Altering a table with many rows can take a long time (though if the columns involved are not indexed, it may be trivial).
If you specifically want to avoid using the ALTER TABLE syntax created specifically for that purpose, you can always create a table with almost the exact same structure (but different name) and copy all the data into it, like so:
CREATE TABLE `your_table2` ...;
-- (using the query from SHOW CREATE TABLE `your_table`,
-- but modified with your new column changes)
LOCK TABLES `your_table` WRITE;
INSERT INTO `your_table2` SELECT * FROM `your_table`;
RENAME TABLE `your_table` TO `your_table_old`, `your_table2` TO `your_table`;
For some ALTER TABLE queries, the above can be quite a bit faster. However, for a simple column name change, it could be trivial. I might try creating an identical table and performing the change on it in order to see how much time you're actually looking at.

create an index without locking the DB

I have a table with 10+ million rows. I need to create an index on a single column, however, the index takes so long to create that I get locks against the table.
It may be important to note that the index is being created as part of a 'rake db:migrate' step... I'm not adverse to creating the index manually if that will work.
UPDATE: I suppose I should have mentioned that this a write often table.
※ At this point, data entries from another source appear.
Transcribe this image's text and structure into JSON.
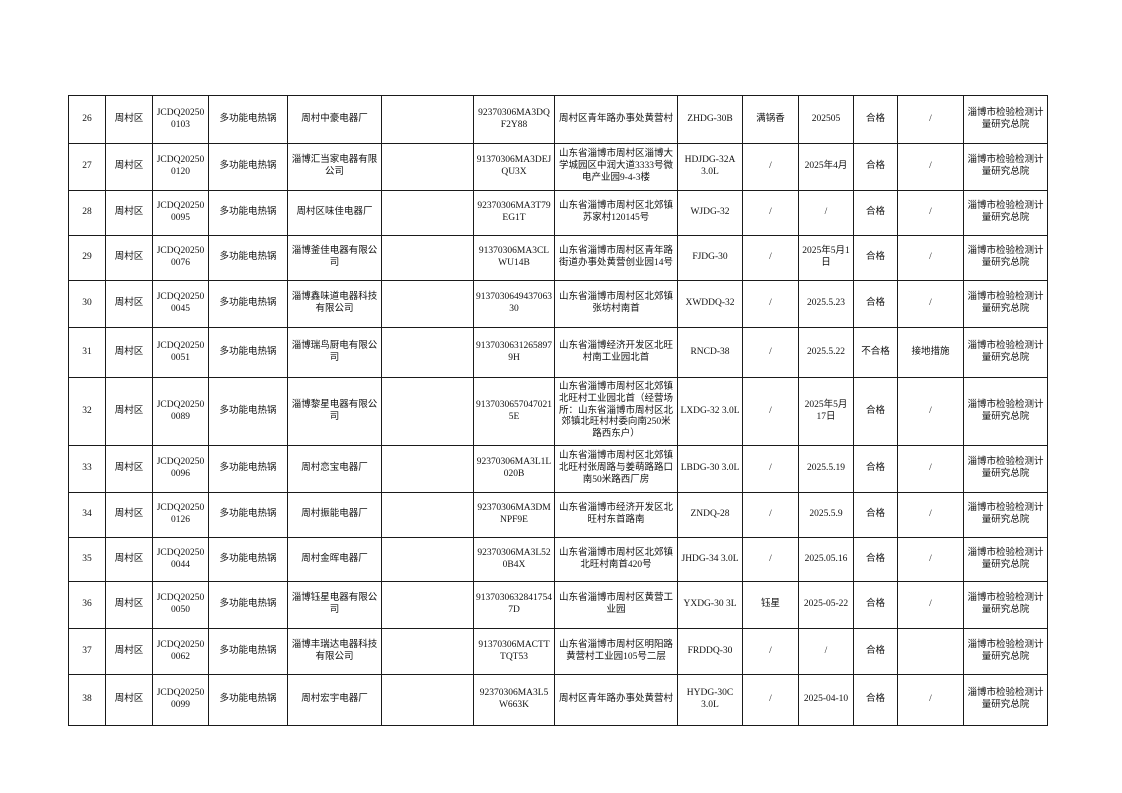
{
  "page": {
    "background_color": "#ffffff",
    "text_color": "#111111",
    "border_color": "#1a1a1a"
  },
  "table": {
    "rows": [
      {
        "cells": [
          "26",
          "周村区",
          "JCDQ202500103",
          "多功能电热锅",
          "周村中豪电器厂",
          "",
          "92370306MA3DQF2Y88",
          "周村区青年路办事处黄营村",
          "ZHDG-30B",
          "满锅香",
          "202505",
          "合格",
          "/",
          "淄博市检验检测计量研究总院"
        ]
      },
      {
        "cells": [
          "27",
          "周村区",
          "JCDQ202500120",
          "多功能电热锅",
          "淄博汇当家电器有限公司",
          "",
          "91370306MA3DEJQU3X",
          "山东省淄博市周村区淄博大学城园区中润大道3333号微电产业园9-4-3楼",
          "HDJDG-32A 3.0L",
          "/",
          "2025年4月",
          "合格",
          "/",
          "淄博市检验检测计量研究总院"
        ]
      },
      {
        "cells": [
          "28",
          "周村区",
          "JCDQ202500095",
          "多功能电热锅",
          "周村区味佳电器厂",
          "",
          "92370306MA3T79EG1T",
          "山东省淄博市周村区北郊镇苏家村120145号",
          "WJDG-32",
          "/",
          "/",
          "合格",
          "/",
          "淄博市检验检测计量研究总院"
        ]
      },
      {
        "cells": [
          "29",
          "周村区",
          "JCDQ202500076",
          "多功能电热锅",
          "淄博釜佳电器有限公司",
          "",
          "91370306MA3CLWU14B",
          "山东省淄博市周村区青年路街道办事处黄营创业园14号",
          "FJDG-30",
          "/",
          "2025年5月1日",
          "合格",
          "/",
          "淄博市检验检测计量研究总院"
        ]
      },
      {
        "cells": [
          "30",
          "周村区",
          "JCDQ202500045",
          "多功能电热锅",
          "淄博鑫味道电器科技有限公司",
          "",
          "913703064943706330",
          "山东省淄博市周村区北郊镇张坊村南首",
          "XWDDQ-32",
          "/",
          "2025.5.23",
          "合格",
          "/",
          "淄博市检验检测计量研究总院"
        ]
      },
      {
        "cells": [
          "31",
          "周村区",
          "JCDQ202500051",
          "多功能电热锅",
          "淄博瑞鸟厨电有限公司",
          "",
          "91370306312658979H",
          "山东省淄博经济开发区北旺村南工业园北首",
          "RNCD-38",
          "/",
          "2025.5.22",
          "不合格",
          "接地措施",
          "淄博市检验检测计量研究总院"
        ]
      },
      {
        "cells": [
          "32",
          "周村区",
          "JCDQ202500089",
          "多功能电热锅",
          "淄博黎星电器有限公司",
          "",
          "91370306570470215E",
          "山东省淄博市周村区北郊镇北旺村工业园北首（经营场所：山东省淄博市周村区北郊镇北旺村村委向南250米路西东户）",
          "LXDG-32 3.0L",
          "/",
          "2025年5月17日",
          "合格",
          "/",
          "淄博市检验检测计量研究总院"
        ]
      },
      {
        "cells": [
          "33",
          "周村区",
          "JCDQ202500096",
          "多功能电热锅",
          "周村恋宝电器厂",
          "",
          "92370306MA3L1L020B",
          "山东省淄博市周村区北郊镇北旺村张周路与姜萌路路口南50米路西厂房",
          "LBDG-30 3.0L",
          "/",
          "2025.5.19",
          "合格",
          "/",
          "淄博市检验检测计量研究总院"
        ]
      },
      {
        "cells": [
          "34",
          "周村区",
          "JCDQ202500126",
          "多功能电热锅",
          "周村振能电器厂",
          "",
          "92370306MA3DMNPF9E",
          "山东省淄博市经济开发区北旺村东首路南",
          "ZNDQ-28",
          "/",
          "2025.5.9",
          "合格",
          "/",
          "淄博市检验检测计量研究总院"
        ]
      },
      {
        "cells": [
          "35",
          "周村区",
          "JCDQ202500044",
          "多功能电热锅",
          "周村金晖电器厂",
          "",
          "92370306MA3L520B4X",
          "山东省淄博市周村区北郊镇北旺村南首420号",
          "JHDG-34 3.0L",
          "/",
          "2025.05.16",
          "合格",
          "/",
          "淄博市检验检测计量研究总院"
        ]
      },
      {
        "cells": [
          "36",
          "周村区",
          "JCDQ202500050",
          "多功能电热锅",
          "淄博钰星电器有限公司",
          "",
          "91370306328417547D",
          "山东省淄博市周村区黄营工业园",
          "YXDG-30 3L",
          "钰星",
          "2025-05-22",
          "合格",
          "/",
          "淄博市检验检测计量研究总院"
        ]
      },
      {
        "cells": [
          "37",
          "周村区",
          "JCDQ202500062",
          "多功能电热锅",
          "淄博丰瑞达电器科技有限公司",
          "",
          "91370306MACTTTQT53",
          "山东省淄博市周村区明阳路黄营村工业园105号二层",
          "FRDDQ-30",
          "/",
          "/",
          "合格",
          "",
          "淄博市检验检测计量研究总院"
        ]
      },
      {
        "cells": [
          "38",
          "周村区",
          "JCDQ202500099",
          "多功能电热锅",
          "周村宏宇电器厂",
          "",
          "92370306MA3L5W663K",
          "周村区青年路办事处黄营村",
          "HYDG-30C 3.0L",
          "/",
          "2025-04-10",
          "合格",
          "/",
          "淄博市检验检测计量研究总院"
        ]
      }
    ]
  }
}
MySQL NDBCLUSTER engine can create index online without locking the writes to the table. However, the most widely used InnoDB engine does not support this feature. Another free and open source DB Postgres supports 'create index concurrently'.
you can prevent the blockage with something like this (pseudo-code):
create table temp like my_table;
update logger to log in temp;
alter table my_table add index new_index;
insert into my_table select * from temp;
update logger to log in my_table;
drop table temp
Where logger would be whatever adds rows/updates to your table in regular use(ex.: php script). This will set up a temporary table to use while the other one updates.
Try to make sure that the index is created before the records are inserted. That way, the index will also be filled during the population of the table. Although that will take longer, at least it will be ready to go when the rake task is done.